Educating Rita is a delightfully exhilarating story of a bright, lively woman’s unbreakable determination to get an education through a literature course with the Open University. Rita is a twenty four year old hairdresser in her everyday life, but is doggedly determined to become better educated, what ever it takes.

She has been assigned a tutor by the Open University, Frank, who is a curmudgeonly middle aged university professor, full of self loathing after years of underachieving. Frank dreams of being a great poet, but his ambitions go no further than dreaming about it and drowning his sorrows in alcohol.

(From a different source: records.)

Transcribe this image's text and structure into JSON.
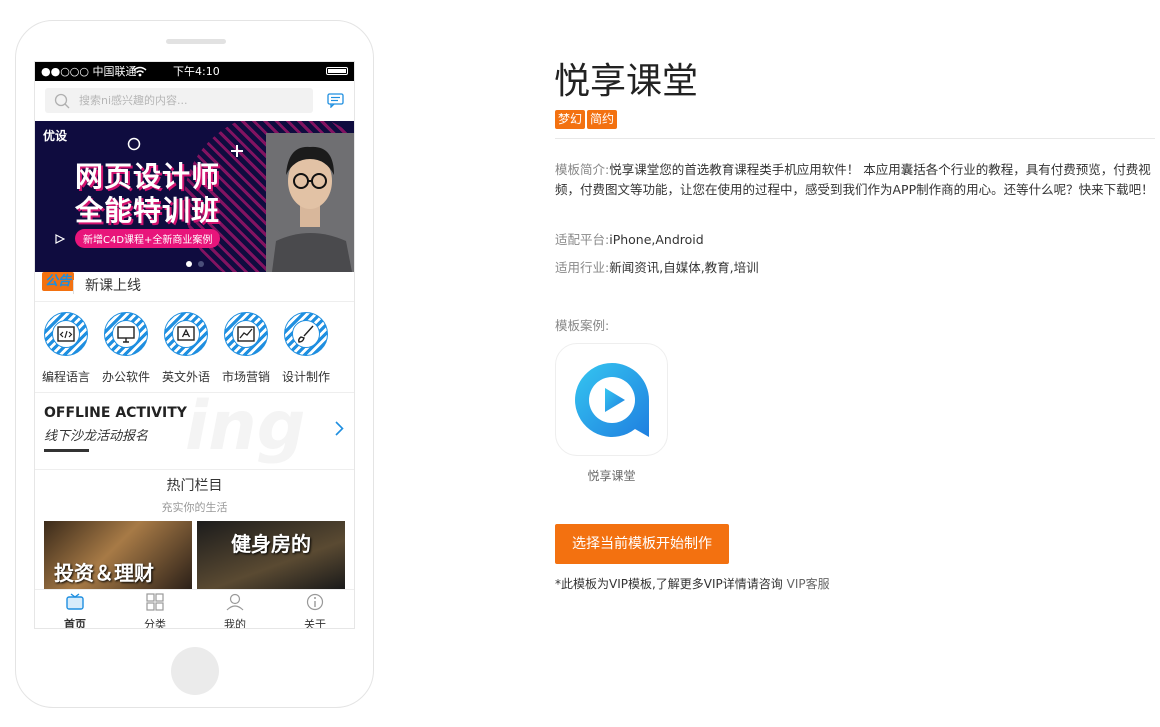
{
  "phone": {
    "status": {
      "carrier": "●●○○○ 中国联通",
      "time": "下午4:10"
    },
    "search_placeholder": "搜索ni感兴趣的内容...",
    "banner": {
      "brand": "优设",
      "title_line1": "网页设计师",
      "title_line2": "全能特训班",
      "ribbon": "新增C4D课程+全新商业案例"
    },
    "notice": {
      "tag": "公告",
      "text": "新课上线"
    },
    "categories": [
      {
        "label": "编程语言",
        "icon": "code-icon"
      },
      {
        "label": "办公软件",
        "icon": "monitor-icon"
      },
      {
        "label": "英文外语",
        "icon": "letter-a-icon"
      },
      {
        "label": "市场营销",
        "icon": "chart-icon"
      },
      {
        "label": "设计制作",
        "icon": "brush-icon"
      }
    ],
    "offline": {
      "title": "OFFLINE ACTIVITY",
      "subtitle": "线下沙龙活动报名",
      "bg_text": "ing"
    },
    "hot": {
      "title": "热门栏目",
      "subtitle": "充实你的生活",
      "cards": [
        {
          "caption": "投资＆理财"
        },
        {
          "caption": "健身房的"
        }
      ]
    },
    "tabs": [
      {
        "label": "首页",
        "icon": "tv-icon"
      },
      {
        "label": "分类",
        "icon": "grid-icon"
      },
      {
        "label": "我的",
        "icon": "user-icon"
      },
      {
        "label": "关于",
        "icon": "info-icon"
      }
    ]
  },
  "template": {
    "title": "悦享课堂",
    "tags": [
      "梦幻",
      "简约"
    ],
    "intro_label": "模板简介:",
    "intro": "悦享课堂您的首选教育课程类手机应用软件！ 本应用囊括各个行业的教程，具有付费预览，付费视频，付费图文等功能，让您在使用的过程中，感受到我们作为APP制作商的用心。还等什么呢？快来下载吧！",
    "platform_label": "适配平台:",
    "platform": "iPhone,Android",
    "industry_label": "适用行业:",
    "industry": "新闻资讯,自媒体,教育,培训",
    "case_label": "模板案例:",
    "case_app_name": "悦享课堂",
    "cta": "选择当前模板开始制作",
    "note": "*此模板为VIP模板,了解更多VIP详情请咨询",
    "note_link": "VIP客服"
  },
  "colors": {
    "accent": "#f37110",
    "blue": "#1f8fe0"
  }
}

Rita is a bright, effervescent, garrulous, young woman who longs to be able to converse with the other students in the University, on a serious intellectual level, and, unlike her tutor, she is determined to do so. Can they help each other? Can Rita achieve her wonderfully modest ambition, and can Frank be inspired to give up the booze in order to and attain his monumental goal? Throughout the story, despite ups and downs and occasional arguments, they, quite tenderly, support each other.

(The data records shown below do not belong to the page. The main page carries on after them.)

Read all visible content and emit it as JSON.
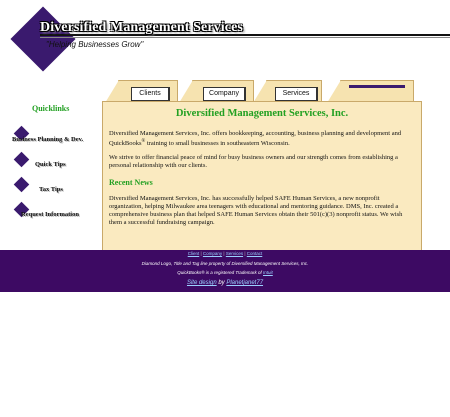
{
  "header": {
    "title": "Diversified Management Services",
    "tagline": "\"Helping Businesses Grow\""
  },
  "tabs": [
    {
      "label": "Clients"
    },
    {
      "label": "Company"
    },
    {
      "label": "Services"
    },
    {
      "label": ""
    }
  ],
  "quicklinks": {
    "title": "Quicklinks",
    "items": [
      {
        "label": "Business Planning & Dev."
      },
      {
        "label": "Quick Tips"
      },
      {
        "label": "Tax Tips"
      },
      {
        "label": "Request Information"
      }
    ]
  },
  "main": {
    "heading": "Diversified Management Services, Inc.",
    "intro_before": "Diversified Management Services, Inc. offers bookkeeping, accounting, business planning and development and QuickBooks",
    "intro_reg": "®",
    "intro_after": " training to small businesses in southeastern Wisconsin.",
    "mission": "We strive to offer financial peace of mind for busy business owners and our strength comes from establishing a personal relationship with our clients.",
    "news_heading": "Recent News",
    "news_text": "Diversified Management Services, Inc. has successfully helped SAFE Human Services, a new nonprofit organization, helping Milwaukee area teenagers with educational and mentoring guidance. DMS, Inc. created a comprehensive business plan that helped SAFE Human Services obtain their 501(c)(3) nonprofit status. We wish them a successful fundraising campaign."
  },
  "footer": {
    "links": [
      "Client",
      "Company",
      "Services",
      "Contact"
    ],
    "separator": " | ",
    "copyright": "Diamond Logo, Title and Tag line property of Diversified Management Services, Inc.",
    "qb_text": "QuickBooks® is a registered Trademark of ",
    "qb_link": "Intuit",
    "design_prefix": "Site design",
    "design_by": " by ",
    "designer": "Planetjanet77"
  },
  "colors": {
    "brand_purple": "#3a1a6e",
    "footer_purple": "#3d0a63",
    "heading_green": "#22a022",
    "panel_bg": "#faeac0"
  }
}
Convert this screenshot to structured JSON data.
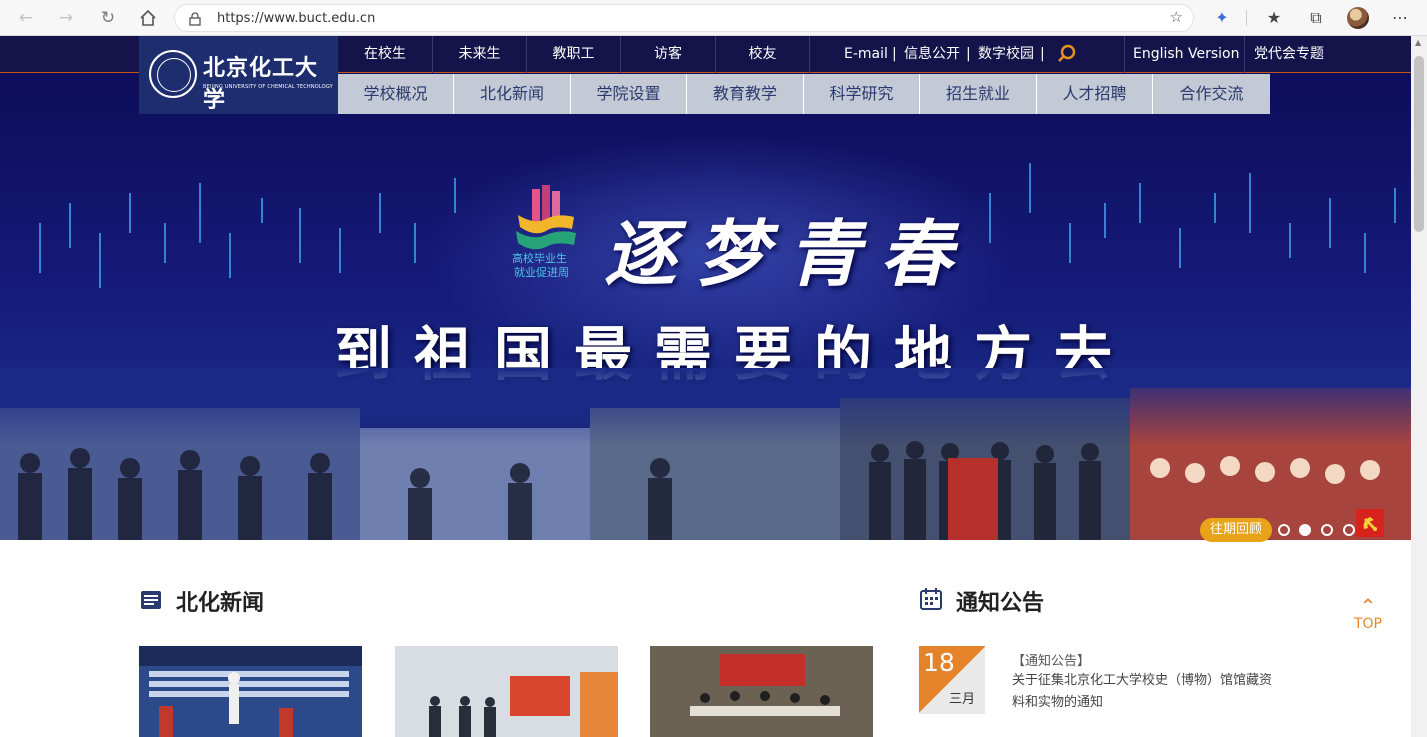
{
  "browser": {
    "url": "https://www.buct.edu.cn"
  },
  "header": {
    "logo_cn": "北京化工大学",
    "logo_en": "BEIJING UNIVERSITY OF CHEMICAL TECHNOLOGY",
    "audience_links": [
      "在校生",
      "未来生",
      "教职工",
      "访客",
      "校友"
    ],
    "email": "E-mail",
    "sep1": "|",
    "info_public": "信息公开",
    "sep2": "|",
    "digital_campus": "数字校园",
    "sep3": "|",
    "english": "English Version",
    "party": "党代会专题",
    "main_nav": [
      "学校概况",
      "北化新闻",
      "学院设置",
      "教育教学",
      "科学研究",
      "招生就业",
      "人才招聘",
      "合作交流"
    ]
  },
  "hero": {
    "logo_line1": "高校毕业生",
    "logo_line2": "就业促进周",
    "title": "逐梦青春",
    "subtitle": "到祖国最需要的地方去",
    "review_badge": "往期回顾",
    "slide_count": 4,
    "active_slide": 2
  },
  "news": {
    "title": "北化新闻"
  },
  "notice": {
    "title": "通知公告",
    "items": [
      {
        "day": "18",
        "month": "三月",
        "tag": "【通知公告】",
        "text": "关于征集北京化工大学校史（博物）馆馆藏资料和实物的通知"
      }
    ]
  },
  "back_to_top": "TOP",
  "colors": {
    "topbar": "#14144a",
    "logo_bg": "#1d2d6e",
    "subnav": "#c3c9d5",
    "accent": "#e4832a",
    "badge": "#e8a318"
  }
}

The whole play takes place in Frank’s untidy office, where every bookshelf hides a bottle of whiskey tucked behind a learned tomb. The set is excellent, never too untidy, but just what you might expect from a dusty old academic. Between scenes we are treated to a short piece of the best of eighties pop music, while the stage is in complete darkness.

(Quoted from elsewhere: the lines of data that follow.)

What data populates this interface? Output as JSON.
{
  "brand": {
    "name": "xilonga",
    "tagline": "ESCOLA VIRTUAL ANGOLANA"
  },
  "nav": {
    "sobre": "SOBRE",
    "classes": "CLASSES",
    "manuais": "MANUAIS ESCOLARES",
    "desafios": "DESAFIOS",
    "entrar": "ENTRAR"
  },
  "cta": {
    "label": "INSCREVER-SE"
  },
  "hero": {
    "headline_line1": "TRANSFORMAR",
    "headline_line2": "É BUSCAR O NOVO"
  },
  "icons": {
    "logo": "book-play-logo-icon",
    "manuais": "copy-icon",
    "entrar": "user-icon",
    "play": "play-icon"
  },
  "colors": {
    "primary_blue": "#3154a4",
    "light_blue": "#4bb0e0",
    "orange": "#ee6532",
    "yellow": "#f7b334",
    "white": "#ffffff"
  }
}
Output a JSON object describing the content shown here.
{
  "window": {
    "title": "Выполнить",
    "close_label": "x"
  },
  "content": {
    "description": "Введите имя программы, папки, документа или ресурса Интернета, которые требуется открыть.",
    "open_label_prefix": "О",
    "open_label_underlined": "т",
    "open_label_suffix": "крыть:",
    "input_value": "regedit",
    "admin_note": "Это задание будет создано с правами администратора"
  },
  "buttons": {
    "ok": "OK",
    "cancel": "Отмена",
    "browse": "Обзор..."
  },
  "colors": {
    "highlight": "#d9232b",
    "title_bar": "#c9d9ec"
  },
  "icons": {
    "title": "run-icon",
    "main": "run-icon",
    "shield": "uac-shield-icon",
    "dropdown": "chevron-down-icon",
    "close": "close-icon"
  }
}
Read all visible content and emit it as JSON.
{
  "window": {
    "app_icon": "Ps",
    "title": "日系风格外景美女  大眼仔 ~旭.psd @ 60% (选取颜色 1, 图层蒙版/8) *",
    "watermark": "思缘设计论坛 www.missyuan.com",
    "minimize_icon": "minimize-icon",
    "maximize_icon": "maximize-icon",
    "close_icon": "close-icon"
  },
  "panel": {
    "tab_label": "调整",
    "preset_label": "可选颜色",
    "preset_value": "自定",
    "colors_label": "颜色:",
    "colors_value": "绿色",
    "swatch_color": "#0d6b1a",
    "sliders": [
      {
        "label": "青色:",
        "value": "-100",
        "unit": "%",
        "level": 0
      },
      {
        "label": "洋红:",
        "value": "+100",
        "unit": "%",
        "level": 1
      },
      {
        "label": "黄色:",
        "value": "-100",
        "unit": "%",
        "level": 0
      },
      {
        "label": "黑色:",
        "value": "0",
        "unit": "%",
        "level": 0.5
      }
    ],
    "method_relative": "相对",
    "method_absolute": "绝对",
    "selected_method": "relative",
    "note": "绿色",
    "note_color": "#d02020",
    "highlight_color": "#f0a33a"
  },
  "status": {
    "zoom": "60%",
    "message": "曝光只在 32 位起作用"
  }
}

Danielle Flett, who plays Rita is wonderful. Unlike every other production, at least that I have heard of, she plays Rita as a cockney not a Liverpudlian, but the play still works brilliantly. I suppose that people’s aspirations don’t really have geographic boundaries. Danielle is an experienced actress in many West End productions including The Monkey at Theatre 503 and Dr. Faustus at The Duke of Yorks Theatre, in both of which, I can happily attest, she was excellent.

Ruairi Conaghan plays Frank to a tee, he is a cantankerous and self obsessed man who thinks of his self as a dismal failure. Although never explicitly mentioned, it is clear that he falls in love with the much younger Rita. An educated man with all too human failings. Ruairi has appeared in countless West End plays including Benedict Cumberbatch’s Hamlet at the Barbican Theatre and very many more. He was excellent and supremely believable.

As for the writer, Willy Russell, what can you say? He has more awards than can possibly be listed here. He has written the play Shirley Valentine, the musical Blood Brothers, a novel The Wrong Boy and so much more. Educating Rita was however his first and arguably best work.

The story is wonderfully rounded, and the relationship between the two characters becomes charmingly affectionate without ever turning physical. Willy Russell’s dialogue is funny, sharp and somehow true. The very last sentence of the play, hilariously uttered by Rita, is funny, touching and uplifting. It is a fitting finish to this masterpiece of modern writing.